TYLER, Texas (May 19, 2020)—The COVID-19 pandemic has revealed several shortcomings in the United States health care system along with new opportunities. The question remains, what have we learned about the healthcare system's capabilities or lack thereof during the coronavirus crisis and how might those lessons be applied in a post-COVID-19 world, whenever that day comes?

According to Rhonda Kelly, president of At Home Healthcare, a home health company serving 110 Texas counties, the COVID-19 crisis has reinforced the value of home health's critical role in the health care system. "Our number one priority in home health has always been to enable patients to maintain their health, wellbeing, and independence at home," she said. "By providing regular care and monitoring their condition, we can keep them out of the hospital or nursing home. That's become even more important now, to limit their exposure to COVID-19 and provide safe care at home."

The pandemic has revealed the limitations of hospitals as the focal point of acute care delivery. Hospital staffing and resources are allocated based on normal patterns of patient demand. It would be cost prohibitive for hospitals to gear up for peak patient demand, such as a pandemic, on an ongoing basis. Furthermore, the cost of scaling up resources in the short-term to prepare for a pandemic places extreme pressure on a hospital's financial stability. Already saddled with high losses due to providing care for the uninsured, hospitals rely on elective surgeries and other acute care delivery to balance their budgets. With COVID-19, hospitals were forced to free up beds for potential virus patients and postponed elective surgeries, putting many at near 50% capacity and in dire financial straits.

Our national COVID-19 experience thus far suggests that we must find alternative ways to deliver care and save the hospitals for their traditional role—surgeries and providing acute care for patients needing 24/7 monitoring and treatment. Two alternative delivery models stand out, as COVID-19 has demonstrated their value to the overall healthcare system—home health and telemedicine.

Home health services include care by a nurse, physical therapist, occupational therapist, speech-language pathologist, medical social worker, and home health aide. Medicare home health patients must be declared as homebound by their physician. Many are elderly and or disabled and have multiple health conditions, making them highly susceptible to COVID-19. Home is, by far, the safest place for them to receive care.

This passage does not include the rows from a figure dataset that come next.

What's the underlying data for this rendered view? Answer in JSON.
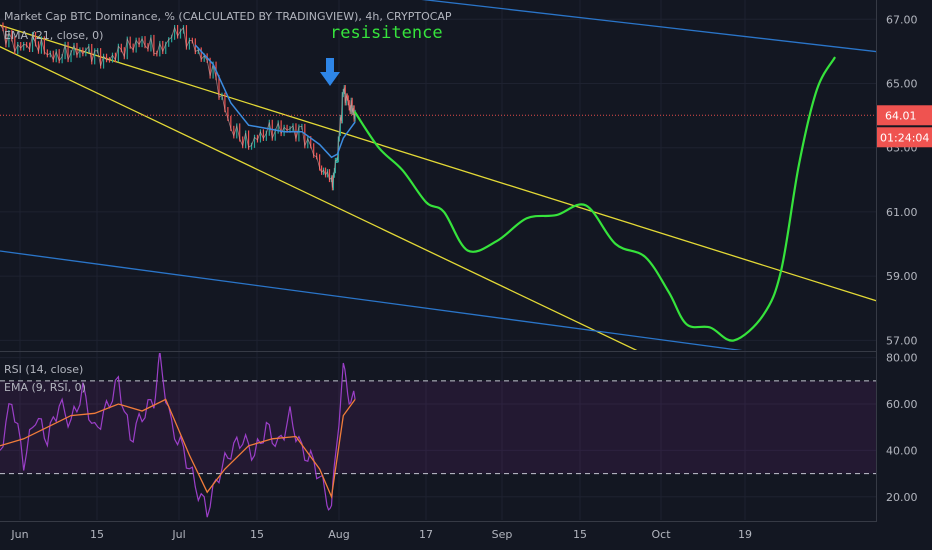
{
  "chart_data": [
    {
      "type": "line",
      "title": "Market Cap BTC Dominance, % (CALCULATED BY TRADINGVIEW), 4h, CRYPTOCAP",
      "ema_label": "EMA (21, close, 0)",
      "ylim": [
        56.7,
        67.6
      ],
      "y_ticks": [
        "67.00",
        "65.00",
        "63.00",
        "61.00",
        "59.00",
        "57.00"
      ],
      "x_ticks": [
        "Jun",
        "15",
        "Jul",
        "15",
        "Aug",
        "17",
        "Sep",
        "15",
        "Oct",
        "19"
      ],
      "current_price": "64.01",
      "countdown": "01:24:04",
      "annotation": "resisitence",
      "price_series": [
        {
          "t": 0,
          "v": 66.7
        },
        {
          "t": 3,
          "v": 66.1
        },
        {
          "t": 6,
          "v": 66.3
        },
        {
          "t": 9,
          "v": 65.8
        },
        {
          "t": 12,
          "v": 66.0
        },
        {
          "t": 15,
          "v": 66.0
        },
        {
          "t": 18,
          "v": 65.7
        },
        {
          "t": 21,
          "v": 66.1
        },
        {
          "t": 24,
          "v": 66.3
        },
        {
          "t": 27,
          "v": 66.0
        },
        {
          "t": 30,
          "v": 66.7
        },
        {
          "t": 33,
          "v": 66.1
        },
        {
          "t": 36,
          "v": 65.4
        },
        {
          "t": 39,
          "v": 63.6
        },
        {
          "t": 42,
          "v": 63.1
        },
        {
          "t": 45,
          "v": 63.5
        },
        {
          "t": 48,
          "v": 63.6
        },
        {
          "t": 51,
          "v": 63.5
        },
        {
          "t": 54,
          "v": 62.5
        },
        {
          "t": 56,
          "v": 61.8
        },
        {
          "t": 57,
          "v": 62.8
        },
        {
          "t": 58,
          "v": 64.8
        },
        {
          "t": 59,
          "v": 64.3
        },
        {
          "t": 60,
          "v": 64.1
        }
      ],
      "ema_series": [
        {
          "t": 33,
          "v": 66.2
        },
        {
          "t": 36,
          "v": 65.6
        },
        {
          "t": 39,
          "v": 64.4
        },
        {
          "t": 42,
          "v": 63.7
        },
        {
          "t": 45,
          "v": 63.6
        },
        {
          "t": 48,
          "v": 63.5
        },
        {
          "t": 51,
          "v": 63.5
        },
        {
          "t": 54,
          "v": 63.1
        },
        {
          "t": 56,
          "v": 62.7
        },
        {
          "t": 57,
          "v": 62.8
        },
        {
          "t": 58,
          "v": 63.3
        },
        {
          "t": 60,
          "v": 63.8
        }
      ],
      "projection": [
        {
          "t": 60,
          "v": 64.1
        },
        {
          "t": 64,
          "v": 63.0
        },
        {
          "t": 68,
          "v": 62.3
        },
        {
          "t": 72,
          "v": 61.3
        },
        {
          "t": 75,
          "v": 61.0
        },
        {
          "t": 79,
          "v": 59.8
        },
        {
          "t": 84,
          "v": 60.1
        },
        {
          "t": 89,
          "v": 60.8
        },
        {
          "t": 94,
          "v": 60.9
        },
        {
          "t": 99,
          "v": 61.2
        },
        {
          "t": 104,
          "v": 60.0
        },
        {
          "t": 109,
          "v": 59.6
        },
        {
          "t": 113,
          "v": 58.5
        },
        {
          "t": 116,
          "v": 57.5
        },
        {
          "t": 120,
          "v": 57.4
        },
        {
          "t": 124,
          "v": 57.0
        },
        {
          "t": 129,
          "v": 57.8
        },
        {
          "t": 132,
          "v": 59.2
        },
        {
          "t": 135,
          "v": 62.5
        },
        {
          "t": 138,
          "v": 64.8
        },
        {
          "t": 141,
          "v": 65.8
        }
      ]
    },
    {
      "type": "line",
      "title": "RSI (14, close)",
      "ema_label": "EMA (9, RSI, 0)",
      "ylim": [
        10,
        82
      ],
      "y_ticks": [
        "80.00",
        "60.00",
        "40.00",
        "20.00"
      ],
      "bands": [
        70,
        30
      ],
      "rsi_series": [
        {
          "t": 0,
          "v": 40
        },
        {
          "t": 2,
          "v": 62
        },
        {
          "t": 4,
          "v": 35
        },
        {
          "t": 6,
          "v": 55
        },
        {
          "t": 8,
          "v": 45
        },
        {
          "t": 10,
          "v": 60
        },
        {
          "t": 12,
          "v": 52
        },
        {
          "t": 14,
          "v": 66
        },
        {
          "t": 16,
          "v": 48
        },
        {
          "t": 18,
          "v": 58
        },
        {
          "t": 20,
          "v": 70
        },
        {
          "t": 22,
          "v": 45
        },
        {
          "t": 24,
          "v": 55
        },
        {
          "t": 26,
          "v": 62
        },
        {
          "t": 27,
          "v": 79
        },
        {
          "t": 29,
          "v": 50
        },
        {
          "t": 31,
          "v": 40
        },
        {
          "t": 33,
          "v": 25
        },
        {
          "t": 35,
          "v": 14
        },
        {
          "t": 37,
          "v": 30
        },
        {
          "t": 39,
          "v": 40
        },
        {
          "t": 41,
          "v": 45
        },
        {
          "t": 43,
          "v": 38
        },
        {
          "t": 45,
          "v": 50
        },
        {
          "t": 47,
          "v": 42
        },
        {
          "t": 49,
          "v": 55
        },
        {
          "t": 51,
          "v": 40
        },
        {
          "t": 53,
          "v": 35
        },
        {
          "t": 55,
          "v": 22
        },
        {
          "t": 56,
          "v": 14
        },
        {
          "t": 57,
          "v": 48
        },
        {
          "t": 58,
          "v": 74
        },
        {
          "t": 59,
          "v": 64
        },
        {
          "t": 60,
          "v": 62
        }
      ],
      "rsi_ema_series": [
        {
          "t": 0,
          "v": 42
        },
        {
          "t": 4,
          "v": 45
        },
        {
          "t": 8,
          "v": 50
        },
        {
          "t": 12,
          "v": 55
        },
        {
          "t": 16,
          "v": 56
        },
        {
          "t": 20,
          "v": 60
        },
        {
          "t": 24,
          "v": 57
        },
        {
          "t": 28,
          "v": 62
        },
        {
          "t": 32,
          "v": 38
        },
        {
          "t": 35,
          "v": 22
        },
        {
          "t": 38,
          "v": 32
        },
        {
          "t": 42,
          "v": 42
        },
        {
          "t": 46,
          "v": 45
        },
        {
          "t": 50,
          "v": 46
        },
        {
          "t": 54,
          "v": 32
        },
        {
          "t": 56,
          "v": 20
        },
        {
          "t": 58,
          "v": 55
        },
        {
          "t": 60,
          "v": 62
        }
      ]
    }
  ]
}
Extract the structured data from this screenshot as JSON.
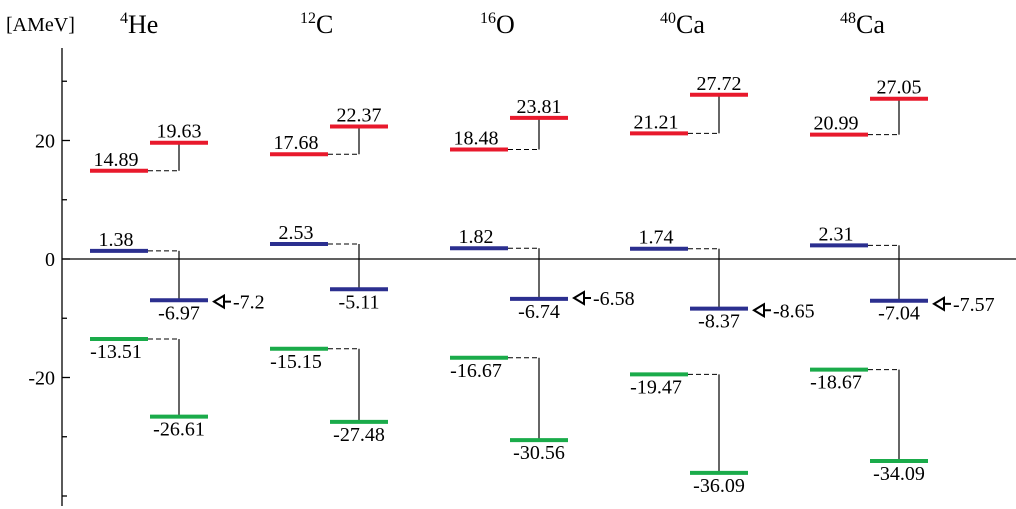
{
  "unit_label": "[AMeV]",
  "y_ticks": [
    {
      "value": 20,
      "label": "20"
    },
    {
      "value": 0,
      "label": "0"
    },
    {
      "value": -20,
      "label": "-20"
    }
  ],
  "colors": {
    "upper": "#e8192c",
    "middle": "#2b2f8f",
    "lower": "#1aab4a",
    "line": "#000000"
  },
  "nuclei": [
    {
      "mass": "4",
      "symbol": "He",
      "levels": {
        "upper": {
          "left": 14.89,
          "right": 19.63,
          "left_label": "14.89",
          "right_label": "19.63"
        },
        "middle": {
          "left": 1.38,
          "right": -6.97,
          "left_label": "1.38",
          "right_label": "-6.97"
        },
        "lower": {
          "left": -13.51,
          "right": -26.61,
          "left_label": "-13.51",
          "right_label": "-26.61"
        }
      },
      "arrow": {
        "value": -7.2,
        "label": "-7.2"
      }
    },
    {
      "mass": "12",
      "symbol": "C",
      "levels": {
        "upper": {
          "left": 17.68,
          "right": 22.37,
          "left_label": "17.68",
          "right_label": "22.37"
        },
        "middle": {
          "left": 2.53,
          "right": -5.11,
          "left_label": "2.53",
          "right_label": "-5.11"
        },
        "lower": {
          "left": -15.15,
          "right": -27.48,
          "left_label": "-15.15",
          "right_label": "-27.48"
        }
      },
      "arrow": null
    },
    {
      "mass": "16",
      "symbol": "O",
      "levels": {
        "upper": {
          "left": 18.48,
          "right": 23.81,
          "left_label": "18.48",
          "right_label": "23.81"
        },
        "middle": {
          "left": 1.82,
          "right": -6.74,
          "left_label": "1.82",
          "right_label": "-6.74"
        },
        "lower": {
          "left": -16.67,
          "right": -30.56,
          "left_label": "-16.67",
          "right_label": "-30.56"
        }
      },
      "arrow": {
        "value": -6.58,
        "label": "-6.58"
      }
    },
    {
      "mass": "40",
      "symbol": "Ca",
      "levels": {
        "upper": {
          "left": 21.21,
          "right": 27.72,
          "left_label": "21.21",
          "right_label": "27.72"
        },
        "middle": {
          "left": 1.74,
          "right": -8.37,
          "left_label": "1.74",
          "right_label": "-8.37"
        },
        "lower": {
          "left": -19.47,
          "right": -36.09,
          "left_label": "-19.47",
          "right_label": "-36.09"
        }
      },
      "arrow": {
        "value": -8.65,
        "label": "-8.65"
      }
    },
    {
      "mass": "48",
      "symbol": "Ca",
      "levels": {
        "upper": {
          "left": 20.99,
          "right": 27.05,
          "left_label": "20.99",
          "right_label": "27.05"
        },
        "middle": {
          "left": 2.31,
          "right": -7.04,
          "left_label": "2.31",
          "right_label": "-7.04"
        },
        "lower": {
          "left": -18.67,
          "right": -34.09,
          "left_label": "-18.67",
          "right_label": "-34.09"
        }
      },
      "arrow": {
        "value": -7.57,
        "label": "-7.57"
      }
    }
  ]
}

The issue of care delivery cost also comes into play. According to a study by the Journal of General Internal Medicine, home health care for acutely ill patients is 53% less expensive than hospital care. Additionally, surveys consistently reveal that approximately 90% of patients prefer to receive care at home. They typically do better in their own surroundings while remaining close to their loved ones.

Telemedicine has also received new-found prominence during the COVID-19 pandemic. Technological advances in recent years have heightened the promise for telemedicine, but bureaucratic red tape and inadequate reimbursement for providers has dampened the enthusiasm. That changed with COVID-19. The Centers for Medicare and Medicaid Services (CMS) released several changes, chief among them visits provided by telemedicine are considered office visits and are reimbursed at the same rate as regular, in-person visits.

At Home Healthcare's experience with telemedicine thus far suggests that it has its pros and cons depending on patient demographics. "We have generally seen more acceptance for telemedicine from our pediatric patients," Kelly said. "The parents are often technically savvy, and they help facilitate their child's therapy session with the therapist online. It's a different story with seniors. Many are technically averse, and they much prefer a face-to-face visit from our clinicians."

Kelly envisions a future in which home health and telemedicine work hand-in hand. "For example, flu season hits and the patient has a fever and cough. Is it the flu or COVID-19? Our nurse assesses the patient and speaks to the primary care physician via cell phone or tablet. They discuss the patient's symptoms and existing health conditions and map out a plan of care. So, the nurse becomes the doctor's eyes and ears by the bedside, but technology allows the doctor to remain fully engaged and providing direct oversight in the patient's care. It makes a whole lot more sense than asking a high-risk patient to drive to a hospital ER or doctor's office and risk exposure in a room full of other sick people."